OpenAI Announces ChatGPT’s New Abilities: Speaking, Listening, and Image Processing!


OpenAI has introduced a significant update to ChatGPT, equipping it with the ability to understand spoken words, respond with a synthetic voice, and process images. This marks the most substantial enhancement since the introduction of GPT-4. Users can now engage in voice conversations via ChatGPT’s mobile app, selecting from five different synthetic voices for the bot’s responses. Additionally, users can share images with ChatGPT and even highlight specific areas of interest or request analysis, such as identifying types of clouds.

These updates are set to be gradually rolled out to paying users over the next two weeks. While voice functionality will be limited to the iOS and Android apps, image processing capabilities will be accessible on all platforms.

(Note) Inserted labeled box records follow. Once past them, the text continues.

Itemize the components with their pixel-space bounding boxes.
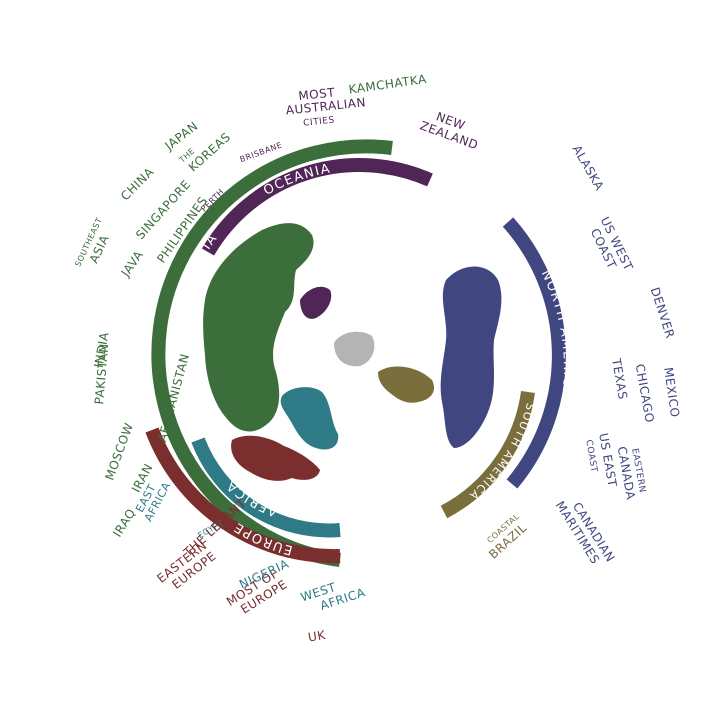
chicago-label: CHICAGO [633,363,657,424]
west-africa-label: WEST AFRICA [299,572,367,618]
coastal-brazil-label: COASTAL BRAZIL [474,502,535,562]
canadian-maritimes-label: CANADIAN MARITIMES [553,491,620,575]
region-arcs [145,139,566,567]
us-west-coast-label: US WEST COAST [585,215,638,283]
south-america-arc [440,390,535,519]
the-koreas-label: THE KOREAS [172,116,234,176]
java-label: JAVA [118,248,147,280]
africa-arc [191,437,341,538]
continent-map [203,223,502,481]
mexico-label: MEXICO [661,366,682,418]
oceania-arc [201,158,433,256]
pakistan-label: PAKISTAN [92,343,111,405]
europe-arc [145,427,341,564]
india-label: INDIA [92,331,112,369]
kamchatka-label: KAMCHATKA [348,72,428,97]
eastern-canada-label: EASTERN CANADA [615,442,656,502]
alaska-label: ALASKA [570,143,607,193]
europe-landmass [231,435,320,481]
asia-landmass [203,223,314,432]
asia-arc [151,139,393,567]
oceania-landmass [300,286,332,319]
north-america-arc [502,217,566,489]
southeast-asia-label: SOUTHEAST ASIA [66,208,120,275]
africa-landmass [280,387,339,450]
iraq-label: IRAQ [110,506,138,540]
texas-label: TEXAS [609,356,630,400]
antarctica-landmass [334,331,375,367]
north-america-landmass [440,266,502,448]
new-zealand-label: NEW ZEALAND [418,105,485,152]
south-america-landmass [378,366,435,403]
china-label: CHINA [118,165,157,204]
moscow-label: MOSCOW [102,421,136,482]
denver-label: DENVER [648,286,678,341]
uk-label: UK [307,628,327,645]
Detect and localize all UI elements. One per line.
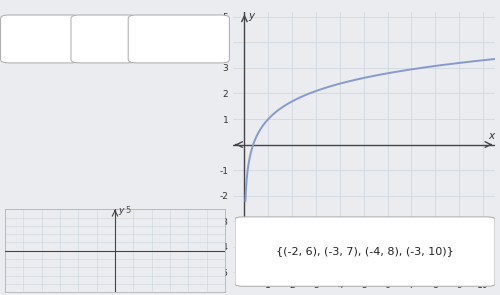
FancyBboxPatch shape	[128, 15, 230, 63]
Text: x = -3: x = -3	[23, 34, 57, 44]
Text: y = 10: y = 10	[86, 34, 122, 44]
FancyBboxPatch shape	[235, 217, 495, 286]
Text: 3x + 2x = 3: 3x + 2x = 3	[145, 34, 212, 44]
FancyBboxPatch shape	[0, 15, 80, 63]
FancyBboxPatch shape	[71, 15, 137, 63]
Text: {(-2, 6), (-3, 7), (-4, 8), (-3, 10)}: {(-2, 6), (-3, 7), (-4, 8), (-3, 10)}	[276, 246, 454, 256]
Text: x: x	[488, 131, 494, 141]
Text: y: y	[118, 206, 123, 215]
Text: 5: 5	[125, 206, 130, 215]
Text: y: y	[248, 11, 255, 21]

This development comes in the midst of intensifying competition in the chatbot arena, with industry leaders like OpenAI, Microsoft, Google, and Anthropic vying to enhance their offerings. Major tech companies are not only launching new chatbot applications but also introducing new features. For instance, Google has unveiled numerous updates to its Bard chatbot, and Microsoft has integrated visual search into Bing.


Earlier this year, Microsoft significantly bolstered its investment in OpenAI with an additional $10 billion, marking it as the largest AI investment of the year. In April, OpenAI reportedly concluded a $300 million share sale, valuing the company between $27 billion and $29 billion, with backing from firms like Sequoia Capital and Andreessen Horowitz.

There are concerns raised by experts regarding AI-generated synthetic voices. While they enhance user experience, they also have the potential to facilitate more convincing deepfakes. Deepfakes have been explored by cyber threat actors and researchers for their potential in breaching cybersecurity systems.

OpenAI has acknowledged these concerns in its announcement, clarifying that the synthetic voices were “created with voice actors we have directly worked with,” rather than sourced from unknown individuals.

However, the release provides limited details about how OpenAI plans to use consumer voice inputs and how they intend to secure this data if utilized. OpenAI has not immediately responded to requests for further information. According to the company’s terms of service, consumers own their inputs “to the extent permitted by applicable law.”